Acórdão Nº 0004179-59.2017.8.24.0091 do Terceira Câmara Criminal, 13-12-2022

Número do processo0004179-59.2017.8.24.0091
Data13 Dezembro 2022
Tribunal de OrigemTribunal de Justiça de Santa Catarina
ÓrgãoTerceira Câmara Criminal
Classe processualApelação Criminal
Tipo de documentoAcórdão
Apelação Criminal Nº 0004179-59.2017.8.24.0091/SC

RELATOR: Desembargador LEOPOLDO AUGUSTO BRÜGGEMANN

APELANTE: MINISTÉRIO PÚBLICO DO ESTADO DE SANTA CATARINA (AUTOR) APELANTE: ADEMIR PEREIRA (RÉU) APELADO: OS MESMOS

RELATÓRIO

Na comarca da Capital, o Ministério Público do Estado de Santa Catarina ofereceu denúncia contra Ademir Pereira, dando-o como incurso nas sanções do art. 311, § 1º, do Código Penal e art. 319, caput, do Código Penal Militar, tudo na forma do art. 80, também deste último diploma, pela prática das condutas assim descritas na inicial acusatória:

No período compreendido entre os dias 1º de junho de 2016 e 2 de março de 2017, em horários a serem melhor apurados ao longo da instrução processual, na cidade de Concórdia, o denunciado ADEMIR PEREIRA adulterou sinal identificador de veículo automotor no exercício de sua função pública de Policial Militar e, ainda, praticou, indevidamente, ato de ofício contra expressa disposição de lei para satisfazer interesse pessoal.

Segundo o caderno investigativo, o denunciado era comandante do 20º Grupamento da 2ª Cia do 2ºBPMR - Polícia Militar Rodoviária, sendo lotado no posto 20, no distrito de Santo Antônio, no município de Concórdia.
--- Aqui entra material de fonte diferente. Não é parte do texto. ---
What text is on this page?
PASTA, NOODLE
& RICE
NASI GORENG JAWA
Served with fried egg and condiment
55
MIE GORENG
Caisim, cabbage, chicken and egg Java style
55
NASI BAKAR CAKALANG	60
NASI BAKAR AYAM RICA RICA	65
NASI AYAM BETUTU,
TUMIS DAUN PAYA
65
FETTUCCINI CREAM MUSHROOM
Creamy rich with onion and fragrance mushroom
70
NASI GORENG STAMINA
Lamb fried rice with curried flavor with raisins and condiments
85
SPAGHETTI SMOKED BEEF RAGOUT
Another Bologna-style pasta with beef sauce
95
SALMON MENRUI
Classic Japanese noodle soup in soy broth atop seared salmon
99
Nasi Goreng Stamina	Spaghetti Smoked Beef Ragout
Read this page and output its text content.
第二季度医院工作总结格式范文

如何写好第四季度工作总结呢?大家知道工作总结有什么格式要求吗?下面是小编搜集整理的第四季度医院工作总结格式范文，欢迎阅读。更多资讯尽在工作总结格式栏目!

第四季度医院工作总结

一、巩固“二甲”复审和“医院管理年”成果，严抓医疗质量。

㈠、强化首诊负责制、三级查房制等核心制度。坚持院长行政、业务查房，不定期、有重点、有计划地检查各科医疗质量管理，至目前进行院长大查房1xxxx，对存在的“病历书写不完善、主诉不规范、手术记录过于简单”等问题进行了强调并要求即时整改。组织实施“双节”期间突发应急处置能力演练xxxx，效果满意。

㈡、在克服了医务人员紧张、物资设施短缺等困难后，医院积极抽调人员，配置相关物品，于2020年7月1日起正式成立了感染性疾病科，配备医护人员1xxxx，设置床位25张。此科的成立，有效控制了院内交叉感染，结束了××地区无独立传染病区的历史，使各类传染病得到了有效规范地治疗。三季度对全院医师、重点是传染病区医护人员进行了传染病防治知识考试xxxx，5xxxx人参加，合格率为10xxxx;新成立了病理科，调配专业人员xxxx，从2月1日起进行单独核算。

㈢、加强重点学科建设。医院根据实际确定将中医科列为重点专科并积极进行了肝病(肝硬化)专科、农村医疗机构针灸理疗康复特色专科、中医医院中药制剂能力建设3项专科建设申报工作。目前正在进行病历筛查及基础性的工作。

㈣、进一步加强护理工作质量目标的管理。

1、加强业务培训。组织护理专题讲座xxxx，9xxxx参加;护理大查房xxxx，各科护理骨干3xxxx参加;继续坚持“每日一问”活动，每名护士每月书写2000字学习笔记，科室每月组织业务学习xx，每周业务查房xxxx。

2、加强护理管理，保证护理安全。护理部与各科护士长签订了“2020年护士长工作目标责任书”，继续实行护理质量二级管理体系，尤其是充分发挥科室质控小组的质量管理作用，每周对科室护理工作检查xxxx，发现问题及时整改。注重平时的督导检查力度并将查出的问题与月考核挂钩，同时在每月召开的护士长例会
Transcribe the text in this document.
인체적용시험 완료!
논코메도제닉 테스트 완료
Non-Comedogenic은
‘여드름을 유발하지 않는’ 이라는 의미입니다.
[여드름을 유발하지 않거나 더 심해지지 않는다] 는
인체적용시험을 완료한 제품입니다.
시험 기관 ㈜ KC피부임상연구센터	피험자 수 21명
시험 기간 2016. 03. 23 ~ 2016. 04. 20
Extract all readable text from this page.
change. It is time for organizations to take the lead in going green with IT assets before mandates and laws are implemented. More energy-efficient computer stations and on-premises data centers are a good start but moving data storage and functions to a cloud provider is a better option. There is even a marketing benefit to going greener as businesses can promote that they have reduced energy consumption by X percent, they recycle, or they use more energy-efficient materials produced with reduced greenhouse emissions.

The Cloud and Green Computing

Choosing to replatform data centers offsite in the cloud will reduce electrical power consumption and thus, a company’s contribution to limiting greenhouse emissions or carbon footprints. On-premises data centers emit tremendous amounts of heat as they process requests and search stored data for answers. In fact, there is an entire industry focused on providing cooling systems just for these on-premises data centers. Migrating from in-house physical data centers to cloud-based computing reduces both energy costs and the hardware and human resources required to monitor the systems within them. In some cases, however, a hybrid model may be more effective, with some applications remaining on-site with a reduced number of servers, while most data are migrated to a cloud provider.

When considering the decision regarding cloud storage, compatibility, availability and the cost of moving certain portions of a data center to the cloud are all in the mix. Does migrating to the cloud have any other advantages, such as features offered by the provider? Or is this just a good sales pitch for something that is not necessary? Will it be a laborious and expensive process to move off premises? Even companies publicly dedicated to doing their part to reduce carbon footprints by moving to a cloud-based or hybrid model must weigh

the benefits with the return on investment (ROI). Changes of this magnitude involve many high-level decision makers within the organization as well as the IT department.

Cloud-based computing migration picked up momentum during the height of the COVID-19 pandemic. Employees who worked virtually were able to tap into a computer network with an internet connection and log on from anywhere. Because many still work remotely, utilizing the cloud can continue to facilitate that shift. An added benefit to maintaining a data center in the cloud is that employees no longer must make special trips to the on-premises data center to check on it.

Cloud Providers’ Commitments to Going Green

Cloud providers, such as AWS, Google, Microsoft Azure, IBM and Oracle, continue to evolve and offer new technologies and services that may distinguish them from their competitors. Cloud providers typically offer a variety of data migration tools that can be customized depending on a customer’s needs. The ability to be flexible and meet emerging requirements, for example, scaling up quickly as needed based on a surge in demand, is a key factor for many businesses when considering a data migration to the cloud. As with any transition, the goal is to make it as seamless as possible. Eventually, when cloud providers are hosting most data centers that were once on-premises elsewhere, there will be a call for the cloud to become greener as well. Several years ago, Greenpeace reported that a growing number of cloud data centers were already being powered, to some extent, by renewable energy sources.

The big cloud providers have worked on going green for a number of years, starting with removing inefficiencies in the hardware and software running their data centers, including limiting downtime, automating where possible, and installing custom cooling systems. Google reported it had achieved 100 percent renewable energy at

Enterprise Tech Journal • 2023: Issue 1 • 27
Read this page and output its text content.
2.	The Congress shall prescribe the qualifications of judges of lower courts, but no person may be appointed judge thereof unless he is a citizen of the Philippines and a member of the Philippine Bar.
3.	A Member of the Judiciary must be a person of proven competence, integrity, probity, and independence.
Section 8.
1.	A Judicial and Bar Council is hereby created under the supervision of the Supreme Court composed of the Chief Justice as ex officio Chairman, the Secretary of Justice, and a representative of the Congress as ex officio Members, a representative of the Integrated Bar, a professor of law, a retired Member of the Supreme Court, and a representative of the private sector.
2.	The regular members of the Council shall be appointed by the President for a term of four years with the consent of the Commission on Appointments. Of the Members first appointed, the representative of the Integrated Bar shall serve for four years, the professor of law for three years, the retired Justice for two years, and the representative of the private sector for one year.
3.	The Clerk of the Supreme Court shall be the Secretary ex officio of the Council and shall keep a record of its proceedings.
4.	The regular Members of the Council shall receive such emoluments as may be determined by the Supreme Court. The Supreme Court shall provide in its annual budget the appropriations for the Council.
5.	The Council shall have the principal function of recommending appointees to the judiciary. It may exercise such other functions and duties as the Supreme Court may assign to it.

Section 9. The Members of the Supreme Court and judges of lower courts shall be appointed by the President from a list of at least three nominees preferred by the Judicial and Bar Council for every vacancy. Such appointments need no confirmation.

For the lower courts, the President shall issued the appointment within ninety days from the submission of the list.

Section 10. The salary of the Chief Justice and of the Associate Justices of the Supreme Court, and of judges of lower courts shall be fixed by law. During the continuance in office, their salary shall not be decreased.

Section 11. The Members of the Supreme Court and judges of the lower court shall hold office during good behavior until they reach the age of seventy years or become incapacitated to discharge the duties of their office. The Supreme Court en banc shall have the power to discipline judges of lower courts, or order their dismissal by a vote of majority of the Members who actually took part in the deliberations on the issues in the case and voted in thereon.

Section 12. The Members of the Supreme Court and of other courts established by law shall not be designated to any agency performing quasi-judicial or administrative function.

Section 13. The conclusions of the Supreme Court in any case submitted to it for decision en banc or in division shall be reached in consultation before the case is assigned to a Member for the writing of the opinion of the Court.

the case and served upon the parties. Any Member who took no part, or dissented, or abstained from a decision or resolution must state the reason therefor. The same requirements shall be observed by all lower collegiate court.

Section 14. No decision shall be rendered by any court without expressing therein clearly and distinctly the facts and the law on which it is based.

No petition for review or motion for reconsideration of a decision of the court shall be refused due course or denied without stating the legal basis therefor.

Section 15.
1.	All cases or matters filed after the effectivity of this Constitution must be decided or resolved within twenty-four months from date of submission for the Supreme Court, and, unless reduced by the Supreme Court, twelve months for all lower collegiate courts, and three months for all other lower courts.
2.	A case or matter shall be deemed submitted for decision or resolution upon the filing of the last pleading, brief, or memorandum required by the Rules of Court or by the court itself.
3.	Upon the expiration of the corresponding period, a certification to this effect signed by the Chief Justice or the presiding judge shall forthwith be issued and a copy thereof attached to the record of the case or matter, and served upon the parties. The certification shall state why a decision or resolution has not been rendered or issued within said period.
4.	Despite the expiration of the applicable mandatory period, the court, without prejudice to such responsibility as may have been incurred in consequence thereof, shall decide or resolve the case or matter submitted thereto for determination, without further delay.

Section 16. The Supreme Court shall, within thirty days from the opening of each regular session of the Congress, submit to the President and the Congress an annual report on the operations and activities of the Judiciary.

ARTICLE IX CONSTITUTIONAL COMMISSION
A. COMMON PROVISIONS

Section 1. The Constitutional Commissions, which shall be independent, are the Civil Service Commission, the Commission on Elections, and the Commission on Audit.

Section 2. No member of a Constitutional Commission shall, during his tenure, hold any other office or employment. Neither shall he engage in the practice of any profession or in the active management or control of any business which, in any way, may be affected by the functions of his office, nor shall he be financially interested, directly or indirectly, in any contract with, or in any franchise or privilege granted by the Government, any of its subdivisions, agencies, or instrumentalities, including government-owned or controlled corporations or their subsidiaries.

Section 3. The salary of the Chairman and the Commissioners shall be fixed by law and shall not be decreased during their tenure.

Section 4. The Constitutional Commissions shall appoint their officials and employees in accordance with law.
Para o desempenho das suas atribuições [serviços operacionais e administrativos], estava à disposição do agente delitual a viatura descaracterizada Fiat/Siena ano 2009/2010 [VTR PM 2172], placas EGF-7976.

Ocorre que o denunciado, sem qualquer autorização, por diversas vezes, efetuou a substituição das placas da viatura descaracterizada Fiat/Siena [VTR PM 2172], que originalmente leva as placas EGF-7976, pelas placas MAD-1399, que pertencem a um veículo GM/Chevette, o qual foi apreendido no dia 2 de junho de 2015 pela Polícia Rodoviária Militar.

Com tal proceder, portanto, o denunciado adulterou sinal identificador de veículo automotor, cometendo o crime no exercício de sua função pública.

Ademais, as investigações revelaram também que o agente delitual efetuou a referida adulteração no veículo automotor Siena com a finalidade de utilizar a viatura descaracterizada [VTR PM 2172] para fins particulares.

Nesse sentido, consta que o denunciado viajou até o Município de Passo Fundo/RS, no dia 18 de janeiro de 2017, utilizando-se da adulteração mencionada, isto é, com as placas MAD-1399 afixadas no veículo Siena, para fins particulares.

Além disso, ao longo do período compreendido entre os dias 1º de junho de 2016 e 2 de março de 2017, as Câmaras OCR´s instaladas na cidade de Concórdia verificaram que, em mais de 150 dias distintos, as placas MAD-1399 foram colocadas no veículo Siena para permitir que a viatura descaracterizada fosse utilizada para fins particulares.

Colhe-se do caderno inquisitivo, ainda, que o denunciado permitiu que seu genro João Vicente Escalai e seu filho conduzissem a VTR PM 2172, o que demonstra que o denunciado desvirtuou o fim da viatura, utilizando-a para fins particulares, ao invés de destiná-la exclusivamente ao cumprimento de suas atribuições funcionais, quando podia e devia agir diferente.

Dessa forma, o denunciado praticou, indevidamente, ato de ofício contra expressa disposição de lei, violando o disposto no artigo 9º, inciso XII, da Lei nº 8429/92, ao utilizar a viatura policial descaracterizada [VTR PM 2172], por diversas vezes, para satisfazer interesse pessoal (evento 13, PET456).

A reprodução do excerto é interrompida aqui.